Wylan nodded. He wanted to believe that. Would anyone really say different, though? Would any nurse tell a patient's teenage son—she's beyond even knowing who you are?

He took a breath. Again. He wished Jesper were here and immediately felt guilty for wishing that. Jesper had known what to do last time, but Wylan needed to learn to stand for himself. It wasn't fair to Jesper to expect him to negotiate these situations, or to be the shoulder Wylan constantly leaned on.

"How… how long…?"

"The past couple of days have been difficult ones, but it's not always this way."

Wylan nodded again. He liked nodding right now; he was grateful for nodding. It gave him time to put the anger inside him into words.

"Your father sent a couple of clerks to visit with her and it was very taxing for Marya. She can't answer too many complicated questions. Her mind isn't what it was."

He tried to make sense of all of those words. He tried and he failed. All he heard was that she had been this way after he and Jesper visited.

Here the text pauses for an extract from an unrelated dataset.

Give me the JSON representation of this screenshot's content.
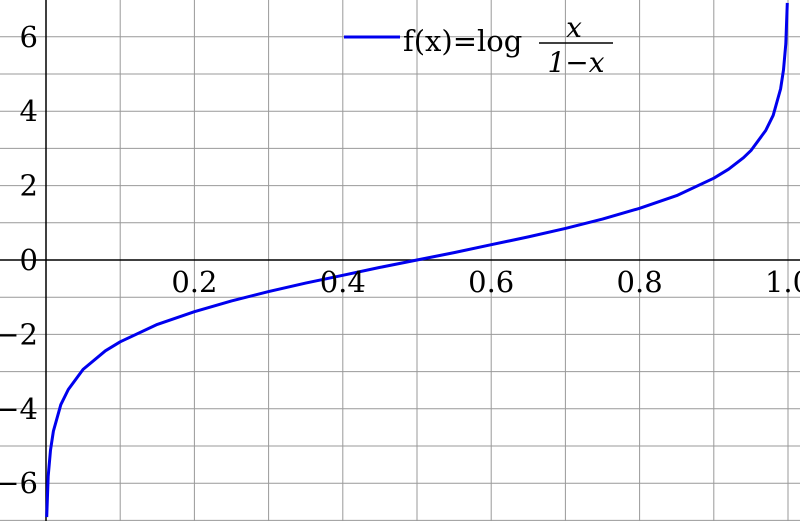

Then he heard his father's voice.

Moron. Disgrace. Fool.

Traitor.

You stay away from her.

You'll destroy everything.

He had. His father meant his merchant empire, but Wylan barely cared about that—hadn't, at the time. Though he hadn't destroyed it, he had destroyed the person who mattered most to him. She had been vulnerable; he had seen it. Why hadn't he been more careful? Why hadn't he… why… he didn't know. What to do, what he should have done.

The corridor seemed to lurch. Wylan placed one palm against the wall for a sense of steadiness, only a glimmer. His stomach and lungs followed the lurching. Wylan could take a lot. He had learned to take sharp words from Kaz without looking away. He had learned to take a beating from whichever goons his father had on hand, and he had learned from his friends to take it without breaking until he needed to for their scheme to work.

He didn't know if he could take this. He didn't know if he could bear losing her again.

Wy, listen to me. You have to pull yourself together.

Jesper's directive from their last visit cut through the swirl of panic in his head. He was right. Wylan focused on the floor. He focused on breathing, on pulling air into his lungs, forcing it out.

After a few moments, he was able to focus on the nurse again. She still looked sympathetic, but it was a measured sympathy. Wylan wondered, if he couldn't pull himself together, would he become a patient here himself? He couldn't allow that to happen. Everything everyone had done to put him here would fall apart if Wylan appeared insane now.

"I apologize," he told the nurse, his voice thin, "seeing my mother that way—I find myself rather shaken."

The measure on her sympathy broke, a flood of relief that she was talking to a sensible person.

"That's quite understandable. It can be a shock."

"I'd like to visit again tomorrow. Unless that would be detrimental to her health?"

"It's good for our patients to have visitors. We'll look forward your return. It's very good of you to come and see her."